In fact, there are still profitable family farms around - They just operate slightly differently from their 19th century forebearers.

Posted by: Michael Herdegen at May 29, 2004 9:33 AM

Stein is wrong on many counts:

- Equity valuations are still high by historic standards. Saying that they are more reasonable compared to 1999 is like saying Bill Clinton was more sexually responsible compared to Jack Kennedy. Valuations never got as high as in 1999-2000, even in 1929. The stock market is still a bubble, slowly deflating.

- Spikes due to terrorist threats are only one part of the equation for oil. Everyone is ignoring the effect of a booming economy in China and, secondarily India. There is more demand for oil now than ever before. This is not going to subside anytime soon.

- The current economic upturn was bought with unprecedented governmental stimulus, which cannot be sustained. Comparing the amount of job gains and revival in demand to what it cost to produce those gains, you have to believe that the patient is sicker than anyone will admit. You have to pull the I-V at some point, and the patient has to function on his own.

- The housing market has peaked. (http://www.businessweek.com/magazine/content/04_23/b3886127.htm)
Construction has oupaced demand, the number of unsold homes is going up. All these new homeowners were shoehorned in using the most irresponsible of lending practices and interest rates that will never be this low again. Risk management is no longer a force in the market. Personal bankruptcies are climbing and rate increases will only throw fuel on that fire.

- Trade deficits have not stabilized, they are still climbing. The decline of the dollar has not affected this, as most of our deficits are with China and Japan, against which the dollar has not dropped much at all.
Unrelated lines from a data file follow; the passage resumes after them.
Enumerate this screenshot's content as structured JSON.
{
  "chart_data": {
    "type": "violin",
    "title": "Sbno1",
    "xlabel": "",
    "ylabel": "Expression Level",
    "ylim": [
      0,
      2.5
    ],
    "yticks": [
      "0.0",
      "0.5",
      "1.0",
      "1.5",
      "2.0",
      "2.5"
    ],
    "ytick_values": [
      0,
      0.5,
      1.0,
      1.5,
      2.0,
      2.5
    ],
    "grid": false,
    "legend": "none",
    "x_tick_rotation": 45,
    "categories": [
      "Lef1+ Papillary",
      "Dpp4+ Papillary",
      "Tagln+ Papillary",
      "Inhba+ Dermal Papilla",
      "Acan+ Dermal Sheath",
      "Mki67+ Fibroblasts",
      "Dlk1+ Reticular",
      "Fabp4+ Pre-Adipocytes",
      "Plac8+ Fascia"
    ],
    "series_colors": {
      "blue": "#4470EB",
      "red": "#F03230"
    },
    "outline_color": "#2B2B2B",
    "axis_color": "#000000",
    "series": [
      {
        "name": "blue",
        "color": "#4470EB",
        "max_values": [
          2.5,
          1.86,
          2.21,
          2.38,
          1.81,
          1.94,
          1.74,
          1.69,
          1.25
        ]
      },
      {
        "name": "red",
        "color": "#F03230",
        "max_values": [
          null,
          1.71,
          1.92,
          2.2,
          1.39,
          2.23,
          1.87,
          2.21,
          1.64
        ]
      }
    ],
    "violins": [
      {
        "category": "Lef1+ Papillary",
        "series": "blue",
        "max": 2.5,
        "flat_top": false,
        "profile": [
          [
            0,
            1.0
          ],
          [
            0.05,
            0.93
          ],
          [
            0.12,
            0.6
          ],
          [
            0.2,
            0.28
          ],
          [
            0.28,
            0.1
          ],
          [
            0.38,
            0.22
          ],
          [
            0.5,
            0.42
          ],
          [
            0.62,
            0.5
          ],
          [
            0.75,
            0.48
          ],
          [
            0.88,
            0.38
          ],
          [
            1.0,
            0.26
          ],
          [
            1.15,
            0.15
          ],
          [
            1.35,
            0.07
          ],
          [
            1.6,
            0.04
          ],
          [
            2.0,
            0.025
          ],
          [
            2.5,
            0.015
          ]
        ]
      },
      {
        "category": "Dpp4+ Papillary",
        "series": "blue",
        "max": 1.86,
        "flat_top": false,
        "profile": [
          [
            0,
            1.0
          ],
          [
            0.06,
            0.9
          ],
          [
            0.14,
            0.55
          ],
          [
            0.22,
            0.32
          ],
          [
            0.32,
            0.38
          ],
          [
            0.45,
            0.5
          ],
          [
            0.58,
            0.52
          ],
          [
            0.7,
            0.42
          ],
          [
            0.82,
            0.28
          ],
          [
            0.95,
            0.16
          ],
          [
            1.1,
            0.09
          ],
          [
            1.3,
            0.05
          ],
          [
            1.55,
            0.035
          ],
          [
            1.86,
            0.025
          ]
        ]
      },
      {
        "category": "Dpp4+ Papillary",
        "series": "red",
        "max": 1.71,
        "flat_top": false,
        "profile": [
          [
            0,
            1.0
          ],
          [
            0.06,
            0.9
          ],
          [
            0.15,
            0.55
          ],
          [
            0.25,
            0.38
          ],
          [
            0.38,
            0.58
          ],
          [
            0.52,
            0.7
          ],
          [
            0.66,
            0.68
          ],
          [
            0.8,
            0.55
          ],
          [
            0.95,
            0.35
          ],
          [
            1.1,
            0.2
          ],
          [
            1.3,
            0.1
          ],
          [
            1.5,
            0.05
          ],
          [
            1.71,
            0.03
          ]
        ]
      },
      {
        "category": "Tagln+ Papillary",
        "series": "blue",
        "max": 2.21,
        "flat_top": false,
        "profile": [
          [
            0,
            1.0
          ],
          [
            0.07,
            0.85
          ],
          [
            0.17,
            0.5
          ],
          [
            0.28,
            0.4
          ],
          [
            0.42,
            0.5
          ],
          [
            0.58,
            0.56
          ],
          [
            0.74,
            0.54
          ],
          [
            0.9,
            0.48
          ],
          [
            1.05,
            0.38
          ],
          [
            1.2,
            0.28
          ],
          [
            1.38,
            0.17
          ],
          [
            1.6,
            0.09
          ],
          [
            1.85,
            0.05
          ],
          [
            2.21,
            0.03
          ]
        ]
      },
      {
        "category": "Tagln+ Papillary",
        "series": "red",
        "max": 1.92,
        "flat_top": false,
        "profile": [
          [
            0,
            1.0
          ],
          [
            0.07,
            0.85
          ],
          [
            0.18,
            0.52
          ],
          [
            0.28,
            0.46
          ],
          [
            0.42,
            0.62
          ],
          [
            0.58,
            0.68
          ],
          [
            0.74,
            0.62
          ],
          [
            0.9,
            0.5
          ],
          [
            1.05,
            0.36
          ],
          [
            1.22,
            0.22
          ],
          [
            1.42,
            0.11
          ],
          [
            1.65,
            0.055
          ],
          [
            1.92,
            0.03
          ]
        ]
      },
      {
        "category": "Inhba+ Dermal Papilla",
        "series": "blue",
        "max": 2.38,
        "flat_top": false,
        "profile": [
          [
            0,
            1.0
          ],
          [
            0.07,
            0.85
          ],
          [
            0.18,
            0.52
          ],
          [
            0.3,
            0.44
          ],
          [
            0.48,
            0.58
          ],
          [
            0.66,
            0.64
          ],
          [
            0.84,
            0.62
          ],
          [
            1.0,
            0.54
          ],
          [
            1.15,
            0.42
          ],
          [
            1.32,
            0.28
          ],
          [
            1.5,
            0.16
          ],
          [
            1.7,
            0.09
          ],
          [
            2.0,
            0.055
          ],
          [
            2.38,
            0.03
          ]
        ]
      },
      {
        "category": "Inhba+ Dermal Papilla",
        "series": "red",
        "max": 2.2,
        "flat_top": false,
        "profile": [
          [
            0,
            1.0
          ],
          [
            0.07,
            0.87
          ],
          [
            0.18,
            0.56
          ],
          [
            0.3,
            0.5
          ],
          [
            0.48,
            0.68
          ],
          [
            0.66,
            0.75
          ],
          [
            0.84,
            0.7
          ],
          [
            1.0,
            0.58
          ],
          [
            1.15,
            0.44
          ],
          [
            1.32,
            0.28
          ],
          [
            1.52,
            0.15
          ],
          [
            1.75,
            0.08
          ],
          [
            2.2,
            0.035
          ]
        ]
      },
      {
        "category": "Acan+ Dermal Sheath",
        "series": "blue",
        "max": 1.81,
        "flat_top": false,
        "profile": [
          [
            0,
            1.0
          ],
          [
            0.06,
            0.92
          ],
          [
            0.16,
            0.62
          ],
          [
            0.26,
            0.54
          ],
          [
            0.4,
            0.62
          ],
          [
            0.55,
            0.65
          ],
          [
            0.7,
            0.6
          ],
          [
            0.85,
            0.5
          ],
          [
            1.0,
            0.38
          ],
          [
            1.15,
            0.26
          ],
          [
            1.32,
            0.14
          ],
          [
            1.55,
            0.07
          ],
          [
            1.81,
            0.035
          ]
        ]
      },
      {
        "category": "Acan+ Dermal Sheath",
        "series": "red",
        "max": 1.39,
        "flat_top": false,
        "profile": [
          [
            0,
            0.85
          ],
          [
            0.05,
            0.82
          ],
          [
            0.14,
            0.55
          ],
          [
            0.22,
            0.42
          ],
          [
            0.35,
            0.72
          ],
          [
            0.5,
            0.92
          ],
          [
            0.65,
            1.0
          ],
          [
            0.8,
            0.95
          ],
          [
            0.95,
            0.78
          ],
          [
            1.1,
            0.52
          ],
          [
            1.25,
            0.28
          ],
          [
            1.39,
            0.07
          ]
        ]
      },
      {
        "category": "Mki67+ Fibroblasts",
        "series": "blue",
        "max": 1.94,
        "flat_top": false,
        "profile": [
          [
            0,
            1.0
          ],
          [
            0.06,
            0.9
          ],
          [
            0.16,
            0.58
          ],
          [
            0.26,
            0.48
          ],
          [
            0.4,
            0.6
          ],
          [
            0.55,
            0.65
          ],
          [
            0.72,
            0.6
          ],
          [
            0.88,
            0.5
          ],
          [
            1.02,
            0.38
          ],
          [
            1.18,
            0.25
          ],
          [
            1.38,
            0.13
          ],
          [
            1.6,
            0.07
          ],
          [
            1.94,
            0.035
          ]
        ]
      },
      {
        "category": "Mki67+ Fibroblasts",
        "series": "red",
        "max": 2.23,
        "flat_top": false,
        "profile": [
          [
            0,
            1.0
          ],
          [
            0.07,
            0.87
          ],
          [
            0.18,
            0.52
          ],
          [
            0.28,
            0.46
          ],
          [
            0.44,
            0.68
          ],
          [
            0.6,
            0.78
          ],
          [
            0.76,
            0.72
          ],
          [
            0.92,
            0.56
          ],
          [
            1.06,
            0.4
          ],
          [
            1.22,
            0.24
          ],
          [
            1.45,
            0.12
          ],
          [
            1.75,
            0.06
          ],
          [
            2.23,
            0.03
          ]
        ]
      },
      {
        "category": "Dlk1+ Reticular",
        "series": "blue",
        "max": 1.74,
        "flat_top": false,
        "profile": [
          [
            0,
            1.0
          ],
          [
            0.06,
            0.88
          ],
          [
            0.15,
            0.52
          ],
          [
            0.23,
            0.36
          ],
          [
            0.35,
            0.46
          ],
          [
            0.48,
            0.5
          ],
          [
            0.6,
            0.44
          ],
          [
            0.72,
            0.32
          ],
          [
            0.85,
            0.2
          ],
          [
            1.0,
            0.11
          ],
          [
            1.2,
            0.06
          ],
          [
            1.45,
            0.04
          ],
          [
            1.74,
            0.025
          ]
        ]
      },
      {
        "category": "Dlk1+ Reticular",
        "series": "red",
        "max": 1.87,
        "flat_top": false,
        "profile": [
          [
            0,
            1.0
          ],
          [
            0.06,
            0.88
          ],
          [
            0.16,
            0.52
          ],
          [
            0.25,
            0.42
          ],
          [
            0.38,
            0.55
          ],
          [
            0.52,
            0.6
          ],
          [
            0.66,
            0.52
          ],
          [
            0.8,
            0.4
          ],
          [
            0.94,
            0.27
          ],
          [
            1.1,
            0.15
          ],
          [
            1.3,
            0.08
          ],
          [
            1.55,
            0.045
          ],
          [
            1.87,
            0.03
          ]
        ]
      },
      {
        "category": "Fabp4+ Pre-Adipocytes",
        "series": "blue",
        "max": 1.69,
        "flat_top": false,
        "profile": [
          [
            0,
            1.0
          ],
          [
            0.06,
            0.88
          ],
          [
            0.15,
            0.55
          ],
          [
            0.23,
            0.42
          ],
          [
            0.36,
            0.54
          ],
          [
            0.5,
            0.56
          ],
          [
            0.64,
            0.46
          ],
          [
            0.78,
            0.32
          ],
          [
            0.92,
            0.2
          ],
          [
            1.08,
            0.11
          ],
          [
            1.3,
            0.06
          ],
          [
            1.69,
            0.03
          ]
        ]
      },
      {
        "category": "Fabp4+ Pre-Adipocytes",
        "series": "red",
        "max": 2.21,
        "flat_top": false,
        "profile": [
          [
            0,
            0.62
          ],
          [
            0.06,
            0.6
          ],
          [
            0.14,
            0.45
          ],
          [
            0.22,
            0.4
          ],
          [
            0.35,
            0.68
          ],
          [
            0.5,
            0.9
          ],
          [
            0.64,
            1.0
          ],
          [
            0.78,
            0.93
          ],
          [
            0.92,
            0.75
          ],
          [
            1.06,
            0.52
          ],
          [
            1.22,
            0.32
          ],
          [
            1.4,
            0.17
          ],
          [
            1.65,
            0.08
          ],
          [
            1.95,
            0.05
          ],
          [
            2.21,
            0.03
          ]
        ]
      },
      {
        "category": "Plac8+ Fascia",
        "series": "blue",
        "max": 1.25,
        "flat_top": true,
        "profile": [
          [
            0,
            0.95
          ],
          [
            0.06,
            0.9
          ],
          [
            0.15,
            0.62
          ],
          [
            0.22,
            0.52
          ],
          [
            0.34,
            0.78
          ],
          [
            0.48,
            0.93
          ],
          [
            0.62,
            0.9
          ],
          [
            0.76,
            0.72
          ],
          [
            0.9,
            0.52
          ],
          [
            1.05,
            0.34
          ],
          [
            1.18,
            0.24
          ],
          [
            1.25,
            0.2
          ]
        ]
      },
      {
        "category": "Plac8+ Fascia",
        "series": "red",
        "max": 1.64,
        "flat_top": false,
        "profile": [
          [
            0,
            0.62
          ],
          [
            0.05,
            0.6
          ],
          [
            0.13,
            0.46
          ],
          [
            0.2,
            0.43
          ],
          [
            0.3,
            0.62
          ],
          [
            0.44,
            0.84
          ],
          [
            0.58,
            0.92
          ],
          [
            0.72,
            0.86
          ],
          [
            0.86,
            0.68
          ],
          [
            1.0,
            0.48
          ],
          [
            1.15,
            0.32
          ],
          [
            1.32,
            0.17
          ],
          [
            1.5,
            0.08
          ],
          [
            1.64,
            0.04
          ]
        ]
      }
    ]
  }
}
The dollar has a long way to fall before our exports can begin to grow again.

I could go on.

Posted by: Robert Duquette at May 29, 2004 12:57 PM

All the big businessmen I interview have one big worry -- where to get competent workers 10 years from now.

Immigrants will not do it; they don't have the skills.

Posted by: Harry Eagar at May 29, 2004 4:13 PM

Robert:

The Chinese gov't has artificially kept exchange rates high, in effect subsidizing US consumers' spending.

What's not to like ?

Posted by: Michael Herdegen at May 31, 2004 7:03 AM

Whats not to like is the fact that it is a trend that cannot continue forever, and when the yuan is eventually de-linked from the dollar, the pent-up inflation will hit us like a ton of bricks. They hold more and more of our debt, and that makes us dangerously dependent upon them. It also supresses our own manufacturing and export industries. A nation that only consumes the products of others on borrowed funds is not a nation that will stay strong for long.

Posted by: Robert Duquette at May 31, 2004 11:46 AM

Robert:

Don't be silly. Thanks to our ideas any pack of mongoloids can assemble the goods we use.